実家に戻り惨状に目を覆った。自分にできることは何か。そんな時、ボランティア組織「DSP災害支援プロジェクト」を発足し
、水中で捜索活動をする門馬(もんま)宏明さん(36)を知る。行政の手が回らなかったり捜索が打ち切られた場所で、次々と遺体を見つけていた。
「ダイビングの経験を生かせる」。昨年6月から活動に参加した。「同じ場所に続けて潜ってこそ、地形や潮の流れが読める」と今春、
住まいを故郷の登米市に移して活動に専念した。妻を大阪に残しての“単身赴任”で、貯金を切り崩すなどして活動を続けた。
今年6月。長面浦に沈む車を発見した。中に人の足が見えた。この地区に暮らす高齢の夫婦と分かった。車が引き揚げられ、娘が遺体と対面する場面に立ち会った。
「2人一緒にいられたんだね」。ほっとしたように語り掛ける娘。まだ家族が見つからない人たちが集まり「ほんとに良かった」と声を掛けていた。
「ありがとうございました」。
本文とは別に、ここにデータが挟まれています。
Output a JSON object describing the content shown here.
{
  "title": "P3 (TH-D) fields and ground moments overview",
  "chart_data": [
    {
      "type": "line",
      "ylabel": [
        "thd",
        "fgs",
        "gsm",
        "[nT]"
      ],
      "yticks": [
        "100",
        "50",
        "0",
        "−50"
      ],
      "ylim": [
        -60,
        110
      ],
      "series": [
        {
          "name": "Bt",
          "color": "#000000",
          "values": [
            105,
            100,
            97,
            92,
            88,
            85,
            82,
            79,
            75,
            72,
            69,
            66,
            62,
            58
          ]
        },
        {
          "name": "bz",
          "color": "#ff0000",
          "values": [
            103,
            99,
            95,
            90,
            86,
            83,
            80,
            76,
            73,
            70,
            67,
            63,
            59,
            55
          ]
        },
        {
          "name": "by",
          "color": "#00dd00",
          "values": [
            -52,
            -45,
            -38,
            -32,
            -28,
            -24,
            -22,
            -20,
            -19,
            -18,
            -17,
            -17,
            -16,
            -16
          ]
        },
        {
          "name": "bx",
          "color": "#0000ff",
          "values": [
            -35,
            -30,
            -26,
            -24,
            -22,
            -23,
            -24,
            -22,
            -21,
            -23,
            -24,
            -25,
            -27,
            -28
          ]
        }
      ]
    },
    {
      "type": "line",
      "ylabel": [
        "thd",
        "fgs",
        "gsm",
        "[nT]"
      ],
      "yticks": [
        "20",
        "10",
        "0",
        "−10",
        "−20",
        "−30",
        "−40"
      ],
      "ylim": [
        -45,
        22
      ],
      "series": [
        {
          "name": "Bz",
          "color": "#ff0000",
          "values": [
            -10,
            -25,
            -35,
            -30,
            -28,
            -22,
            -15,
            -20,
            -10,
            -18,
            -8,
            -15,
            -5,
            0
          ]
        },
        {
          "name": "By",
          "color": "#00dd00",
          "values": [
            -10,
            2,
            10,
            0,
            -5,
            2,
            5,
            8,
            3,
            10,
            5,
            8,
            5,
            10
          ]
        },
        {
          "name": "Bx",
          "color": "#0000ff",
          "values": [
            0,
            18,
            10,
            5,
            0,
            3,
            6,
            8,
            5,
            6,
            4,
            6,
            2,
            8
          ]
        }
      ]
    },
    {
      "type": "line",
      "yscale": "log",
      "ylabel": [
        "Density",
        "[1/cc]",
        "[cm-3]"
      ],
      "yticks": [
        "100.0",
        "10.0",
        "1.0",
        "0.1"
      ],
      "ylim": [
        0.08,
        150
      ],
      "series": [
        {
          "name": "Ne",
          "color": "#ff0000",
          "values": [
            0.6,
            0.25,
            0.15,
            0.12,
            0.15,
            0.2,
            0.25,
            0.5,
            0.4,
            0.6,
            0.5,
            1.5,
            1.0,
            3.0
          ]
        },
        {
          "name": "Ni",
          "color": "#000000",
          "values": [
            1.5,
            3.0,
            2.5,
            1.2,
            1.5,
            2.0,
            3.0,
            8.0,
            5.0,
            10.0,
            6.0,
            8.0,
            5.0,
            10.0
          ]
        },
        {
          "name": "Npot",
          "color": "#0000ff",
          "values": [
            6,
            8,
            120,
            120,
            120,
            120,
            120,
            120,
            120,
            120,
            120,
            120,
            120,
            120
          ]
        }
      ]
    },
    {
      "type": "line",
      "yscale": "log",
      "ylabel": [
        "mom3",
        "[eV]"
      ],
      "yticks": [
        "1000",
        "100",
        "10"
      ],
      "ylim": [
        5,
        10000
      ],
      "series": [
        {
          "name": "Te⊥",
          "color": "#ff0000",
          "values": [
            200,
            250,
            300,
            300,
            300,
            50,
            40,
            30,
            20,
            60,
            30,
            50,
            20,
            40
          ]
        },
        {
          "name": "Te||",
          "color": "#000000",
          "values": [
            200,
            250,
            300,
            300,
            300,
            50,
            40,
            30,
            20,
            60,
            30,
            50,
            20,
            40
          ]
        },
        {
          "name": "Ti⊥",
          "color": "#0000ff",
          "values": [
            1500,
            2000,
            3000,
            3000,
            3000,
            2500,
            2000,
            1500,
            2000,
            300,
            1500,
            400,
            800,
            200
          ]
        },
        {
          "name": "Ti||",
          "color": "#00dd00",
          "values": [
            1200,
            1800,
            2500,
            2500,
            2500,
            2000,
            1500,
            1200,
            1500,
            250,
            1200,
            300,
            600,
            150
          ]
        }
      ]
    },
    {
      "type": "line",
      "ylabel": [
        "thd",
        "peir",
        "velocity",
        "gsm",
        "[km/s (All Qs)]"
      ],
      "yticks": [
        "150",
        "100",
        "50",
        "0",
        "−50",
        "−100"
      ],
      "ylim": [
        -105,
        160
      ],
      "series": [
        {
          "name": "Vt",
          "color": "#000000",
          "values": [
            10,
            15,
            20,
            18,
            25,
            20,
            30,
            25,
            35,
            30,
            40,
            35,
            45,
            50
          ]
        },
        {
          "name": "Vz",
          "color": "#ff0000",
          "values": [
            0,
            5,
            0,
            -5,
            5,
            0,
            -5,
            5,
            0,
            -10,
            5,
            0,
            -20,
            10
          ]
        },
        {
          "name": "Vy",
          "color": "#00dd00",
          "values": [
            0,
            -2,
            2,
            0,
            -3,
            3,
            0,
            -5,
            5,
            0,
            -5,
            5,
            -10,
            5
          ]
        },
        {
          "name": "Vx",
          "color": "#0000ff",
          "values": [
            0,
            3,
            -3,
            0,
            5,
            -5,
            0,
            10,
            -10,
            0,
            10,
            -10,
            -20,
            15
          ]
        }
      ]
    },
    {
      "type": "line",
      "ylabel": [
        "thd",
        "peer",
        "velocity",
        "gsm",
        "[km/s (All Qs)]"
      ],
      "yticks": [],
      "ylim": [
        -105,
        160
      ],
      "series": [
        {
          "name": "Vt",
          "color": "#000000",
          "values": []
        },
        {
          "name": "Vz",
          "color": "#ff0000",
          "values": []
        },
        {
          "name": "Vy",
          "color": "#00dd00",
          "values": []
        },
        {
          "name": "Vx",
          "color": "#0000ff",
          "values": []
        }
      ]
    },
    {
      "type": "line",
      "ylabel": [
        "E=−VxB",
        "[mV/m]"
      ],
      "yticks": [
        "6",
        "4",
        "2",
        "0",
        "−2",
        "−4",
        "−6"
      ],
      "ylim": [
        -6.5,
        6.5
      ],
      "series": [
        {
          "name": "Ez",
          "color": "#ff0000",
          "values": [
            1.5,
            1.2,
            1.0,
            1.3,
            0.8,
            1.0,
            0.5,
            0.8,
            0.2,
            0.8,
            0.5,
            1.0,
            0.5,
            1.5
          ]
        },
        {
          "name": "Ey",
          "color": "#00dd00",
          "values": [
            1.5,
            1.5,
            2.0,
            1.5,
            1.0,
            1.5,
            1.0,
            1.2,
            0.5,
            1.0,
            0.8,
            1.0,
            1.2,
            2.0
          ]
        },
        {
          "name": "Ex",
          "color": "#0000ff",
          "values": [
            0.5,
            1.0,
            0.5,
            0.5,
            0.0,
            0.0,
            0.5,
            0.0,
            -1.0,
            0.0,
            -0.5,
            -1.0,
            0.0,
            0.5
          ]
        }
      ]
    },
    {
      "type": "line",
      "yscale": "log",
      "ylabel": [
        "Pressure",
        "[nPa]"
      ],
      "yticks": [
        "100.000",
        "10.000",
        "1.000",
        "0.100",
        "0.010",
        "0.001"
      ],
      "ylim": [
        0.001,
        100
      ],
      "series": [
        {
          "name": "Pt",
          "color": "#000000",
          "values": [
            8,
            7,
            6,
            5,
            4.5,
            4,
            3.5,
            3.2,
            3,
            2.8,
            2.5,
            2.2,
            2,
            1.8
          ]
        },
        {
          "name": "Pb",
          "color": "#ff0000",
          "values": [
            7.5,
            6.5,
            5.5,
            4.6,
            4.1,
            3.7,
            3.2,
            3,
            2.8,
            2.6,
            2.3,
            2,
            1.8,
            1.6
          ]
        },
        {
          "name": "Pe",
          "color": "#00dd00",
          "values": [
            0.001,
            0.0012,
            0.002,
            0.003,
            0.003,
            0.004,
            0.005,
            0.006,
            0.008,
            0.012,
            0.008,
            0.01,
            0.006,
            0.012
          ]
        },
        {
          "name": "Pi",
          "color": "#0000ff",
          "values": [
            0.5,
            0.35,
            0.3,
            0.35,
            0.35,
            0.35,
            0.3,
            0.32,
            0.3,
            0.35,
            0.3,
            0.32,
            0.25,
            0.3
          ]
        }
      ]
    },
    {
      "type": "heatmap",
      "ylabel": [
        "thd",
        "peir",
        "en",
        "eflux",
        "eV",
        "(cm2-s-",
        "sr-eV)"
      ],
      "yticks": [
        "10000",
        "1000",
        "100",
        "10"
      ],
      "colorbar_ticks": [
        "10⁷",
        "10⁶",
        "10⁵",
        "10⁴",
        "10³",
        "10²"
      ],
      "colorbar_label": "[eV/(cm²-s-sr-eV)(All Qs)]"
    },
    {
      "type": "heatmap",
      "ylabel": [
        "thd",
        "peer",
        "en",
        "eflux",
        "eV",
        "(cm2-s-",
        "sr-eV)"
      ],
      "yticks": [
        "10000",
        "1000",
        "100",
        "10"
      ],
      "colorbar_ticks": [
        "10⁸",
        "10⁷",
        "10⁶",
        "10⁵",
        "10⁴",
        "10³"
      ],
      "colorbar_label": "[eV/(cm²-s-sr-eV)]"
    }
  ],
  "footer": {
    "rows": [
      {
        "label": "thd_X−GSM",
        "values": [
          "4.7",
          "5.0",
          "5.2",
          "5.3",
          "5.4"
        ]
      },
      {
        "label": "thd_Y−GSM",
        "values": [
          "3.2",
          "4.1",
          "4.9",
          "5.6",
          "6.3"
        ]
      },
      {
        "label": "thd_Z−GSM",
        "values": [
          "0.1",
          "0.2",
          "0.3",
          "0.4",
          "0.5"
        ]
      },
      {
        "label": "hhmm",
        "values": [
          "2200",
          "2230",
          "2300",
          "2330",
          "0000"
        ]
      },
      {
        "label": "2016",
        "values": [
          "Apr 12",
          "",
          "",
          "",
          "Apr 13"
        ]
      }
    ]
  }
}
娘から深く頭を下げられた。言葉が見つからなかったが、ほっとしたと同時に続けていかなければと強く思った。
門馬さんによると、DSPの水中捜索がきっかけになって引き揚げられた遺体は、100体を超えるという。たとえ見つからなくても、
捜索自体が家族の救いにもなっている。子供が見つからない親から「あの場所に潜って」と言われ、親を船に乗せて潜ったことがあった。
見つけられなかったが、親はそれから「子供の夢を見なくなった」と言った。
8月。大森さんは妻と生まれたばかりの息子を呼び寄せた。ゆくゆくは地元で理学療法士の仕事を見つけ、宮城の復興に関わっていこうと思っている。